如何在 Ubuntu 20.04 上开始使用 Mozilla TTS 训练自定义语音模型? [英] How do I get started training a custom voice model with Mozilla TTS on Ubuntu 20.04?

查看:160
本文介绍了如何在 Ubuntu 20.04 上开始使用 Mozilla TTS 训练自定义语音模型?的处理方法,对大家解决问题具有一定的参考价值,需要的朋友们下面随着小编来一起学习吧!

问题描述

我想使用我录制的音频样本在 Mozilla TTS 中创建自定义语音,但不知道如何开始.Mozilla TTS 项目有文档和教程,但我无法将这些部分放在一起 - 似乎缺少一些初学者需要了解的基本信息.
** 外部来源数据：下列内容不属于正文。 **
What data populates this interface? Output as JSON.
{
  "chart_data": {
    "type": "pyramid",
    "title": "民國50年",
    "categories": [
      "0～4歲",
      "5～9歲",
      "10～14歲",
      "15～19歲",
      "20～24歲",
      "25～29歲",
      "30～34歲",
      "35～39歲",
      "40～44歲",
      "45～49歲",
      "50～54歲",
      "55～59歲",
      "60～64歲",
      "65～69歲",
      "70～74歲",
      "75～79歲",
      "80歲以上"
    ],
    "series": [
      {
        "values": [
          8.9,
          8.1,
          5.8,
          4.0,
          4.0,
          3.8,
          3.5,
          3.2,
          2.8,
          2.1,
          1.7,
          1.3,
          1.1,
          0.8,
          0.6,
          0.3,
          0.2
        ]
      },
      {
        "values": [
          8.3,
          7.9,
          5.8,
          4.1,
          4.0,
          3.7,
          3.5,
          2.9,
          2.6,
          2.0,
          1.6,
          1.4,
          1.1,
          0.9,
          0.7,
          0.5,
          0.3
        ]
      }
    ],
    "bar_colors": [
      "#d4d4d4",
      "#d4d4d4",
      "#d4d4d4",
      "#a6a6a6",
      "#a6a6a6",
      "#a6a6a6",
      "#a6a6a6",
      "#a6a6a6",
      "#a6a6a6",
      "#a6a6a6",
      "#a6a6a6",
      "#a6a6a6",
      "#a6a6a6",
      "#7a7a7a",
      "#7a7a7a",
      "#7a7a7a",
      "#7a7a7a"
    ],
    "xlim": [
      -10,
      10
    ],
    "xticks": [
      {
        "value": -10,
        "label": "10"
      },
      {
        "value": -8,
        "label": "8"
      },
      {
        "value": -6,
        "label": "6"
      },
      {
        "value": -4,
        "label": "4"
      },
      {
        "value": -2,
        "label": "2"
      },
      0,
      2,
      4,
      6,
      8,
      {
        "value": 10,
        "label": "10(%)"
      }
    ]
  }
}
I'd like to create a custom voice in Mozilla TTS using audio samples I have recorded but am not sure how to get started. The Mozilla TTS project has documentation and tutorials, but I'm having trouble putting the pieces together -- it seems like there's some basic information missing that someone starting out needs to know to get going.

我有一些问题:

  1. 我看到 Mozilla TTS 有一个 Docker 映像,但它的文档涵盖了创建语音并且没有提到培训.我可以使用 Docker 镜像进行训练吗?
  2. 如果我无法使用 Docker 映像进行训练,我如何使用 Python 3 获取在我的系统上运行的 Mozilla TTS 的功能副本?我已尝试按照项目提供的命令进行操作,但出现依赖项错误、版本冲突或关于没有足够权限安装软件包的错误.
  3. 我需要什么信息来训练模型?我需要什么音频格式?我发现我需要一个 metadata.csv 文件——我需要在该文件中放入什么?我在配置文件中自定义了什么?
  4. 大多数配置都引用了 scale_stats.npy 文件——我该如何生成它?
  5. 我如何开展培训?
  1. I see that there is a Docker image for Mozilla TTS, but that the documentation for it covers creating speech and doesn't mention training. Can I use the Docker image for training?
  2. If I can't use the Docker image for training, how do I get a functional copy of Mozilla TTS running on my system with Python 3? I've tried following the commands that the project provides, but I get dependency errors, version conflicts, or errors about not having sufficient permission to install packages.
  3. What information do I need in order to train the model? What audio formats do I need? I see that I need a metadata.csv file -- what do I need to put in that file? What do I customize in the config file?
  4. Most of the configs reference a scale_stats.npy file -- how do I generate this?
  5. How do I run the training?

推荐答案

经过大量的研究和实验,我可以分享我的学习来回答我自己的问题.

After a lot of research and experimentation, I can share my learnings to answer my own questions.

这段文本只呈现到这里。